Famous dead people I share my birthday with include Ronald Reagan, Bob Marley, Eva Braun, Babe Ruth and Rick Astley. I’m exaggerating slightly. Technically Rick Astley’s still alive but his music is getting a bit stinky.

Me, in my twenties, before I became a brainy and deep Aquarian.

If you’re into astrology, I’m an Aquarius, an air sign whatever that means, so according to constellational magic theory I’m:

Shy, and quiet. On the other hand, an Aquarian can be boisterous, eccentric, and energetic. Both are deep thinkers with a love of helping others. Highly intellectual, this is a sign of fierce independence that prizes intuition tempered with logic. Both personality types have an uncanny ability to see both sides of an argument without prejudice, making them excellent problem-solvers. The keyword for this sign is imagination. The Aquarian can see a world of possibilities even when there appears to be none.

Brainy, eccentric, shy and deep. Like it.

Each successive anniversary of the day you emerged kicking and squealing apparently gives you enhanced status. We’re supposed to become incrementally wiser and more worldly than the previous year. What a load of bollocks. All I really feel is I’m older than I should be, and I’m fighting a strange urge to give unwanted advice to younger people.

But I am feeling slightly better today than a few weeks ago when I caught the #99 bus from UBC and a well-meaning youthful student –presumably with diminished eyesight- got up and offered me his seat. I’m 6ft 1 with grey hair, and yes I admit a few pounds over weight, but I don’t stoop (yet) and do I really look like I’m about to fall over when the bus hits 20kmh? Fuck me. I’m 56 for pete’s sake.

The 99 bus. Scene of my biggest humiliation yet.

Birthdays seem to come around faster and faster as you get older. And less and less people remember, which makes sense as all your friends are getting older too. I spent my 22nd birthday pretty much on my own in a single men’s hostel at Vaal Reef’s mine, in what was then the Transvaal in South Africa. I was just learning the ropes as a young mine geologist down a deep level gold mine. On my 30th I was working in northern Turkey on the Black Sea coast, loving the exploration business and enjoying the sights and sounds of that wonderful country. My 40th was in Vancouver shortly after my wife and I moved back to Canada, after having 2 kids in 3 years in London. It was a stressful year of trying to find work, renovating a house and retraining while raising 2 toddlers.

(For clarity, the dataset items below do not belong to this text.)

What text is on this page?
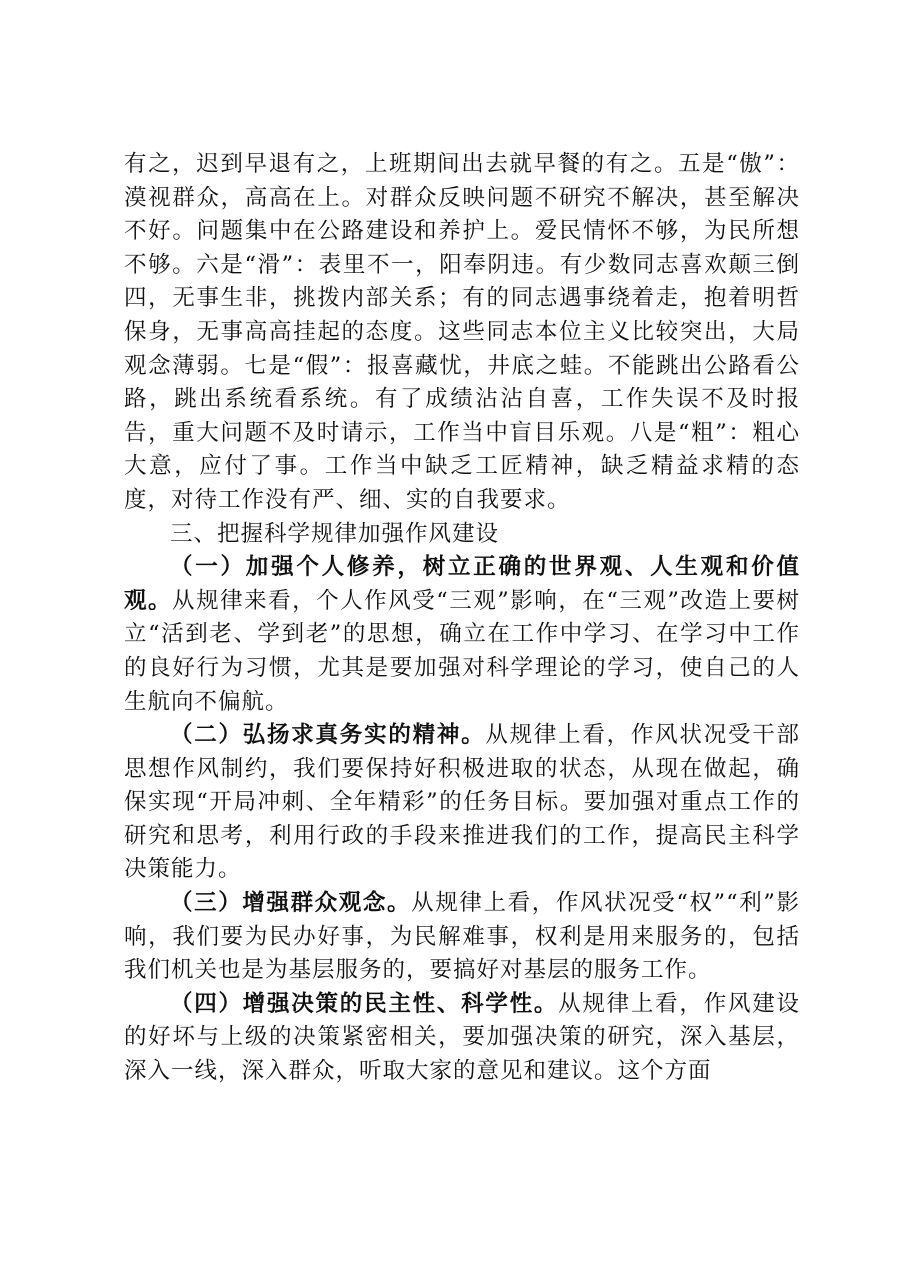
有之，迟到早退有之，上班期间出去就早餐的有之。五是“傲”：漠视群众，高高在上。对群众反映问题不研究不解决，甚至解决不好。问题集中在公路建设和养护上。爱民情怀不够，为民所想不够。六是“滑”：表里不一，阳奉阴违。有少数同志喜欢颠三倒四，无事生非，挑拨内部关系；有的同志遇事绕着走，抱着明哲保身，无事高高挂起的态度。这些同志本位主义比较突出，大局观念薄弱。七是“假”：报喜藏忧，井底之蛙。不能跳出公路看公路，跳出系统看系统。有了成绩沾沾自喜，工作失误不及时报告，重大问题不及时请示，工作当中盲目乐观。八是“粗”：粗心大意，应付了事。工作当中缺乏工匠精神，缺乏精益求精的态度，对待工作没有严、细、实的自我要求。

三、把握科学规律加强作风建设

（一）加强个人修养，树立正确的世界观、人生观和价值观。从规律来看，个人作风受“三观”影响，在“三观”改造上要树立“活到老、学到老”的思想，确立在工作中学习、在学习中工作的良好行为习惯，尤其是要加强对科学理论的学习，使自己的人生航向不偏航。

（二）弘扬求真务实的精神。从规律上看，作风状况受干部思想作风制约，我们要保持好积极进取的状态，从现在做起，确保实现“开局冲刺、全年精彩”的任务目标。要加强对重点工作的研究和思考，利用行政的手段来推进我们的工作，提高民主科学决策能力。

（三）增强群众观念。从规律上看，作风状况受“权”“利”影响，我们要为民办好事，为民解难事，权利是用来服务的，包括我们机关也是为基层服务的，要搞好对基层的服务工作。

（四）增强决策的民主性、科学性。从规律上看，作风建设的好坏与上级的决策紧密相关，要加强决策的研究，深入基层，深入一线，深入群众，听取大家的意见和建议。这个方面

My favourite birthday was my 50th. We cleared the furniture out of the main floor of our house and hosted a massive party with a band, food truck, costumes and endless booze; basically the full monty. The houseful of students next door were warned what was coming but still looked a bit shocked at the fall out the next day. I remember Lang, the young Californian woman who’d rented the house, leaning over the fence as we picked up the empties the next day, asking “What the fuck was that last night?”. Our back yard was littered with bottles and cans but not the 2-buck-chuck shit students drink, oh no. Our recycling pile sported craft beer cans, empty bottles of fine wines, champagne and a handful of good bourbon and cognac empties. I think they realised they’d been out-partied by a mob of well-financed grey hairs. They moved out shortly afterwards.

Point Grey circa February, 2013. Count them. There’s 50 of them.

My worst birthday was the following year when I turned 51; nobody gives a monkey’s about 51. You’re quickly forgotten; condemned to drift morosely into your fifties as gravity gradually wins the battle twixt body and diminished youth, with nothing really to celebrate until you hit 60, and won’t that be fun?  

Which brings me to my favourite old person joke.

An elderly couple, both in their 70s and both sick for a while, have blood tests at the same clinic to see what ails them. When the results come back, the doctor calls in the old man and explains to him:

Bad news. We got the tests back. One of you has alzheimer’s, and the other is HIV positive but the tests were mixed up and I have no idea which test is yours.

The old man looked shocked.

So what do I do now?

To which the doctor replied:

Tell you what. Drive your wife downtown and drop her off. If she finds her way home, don’t sleep with her.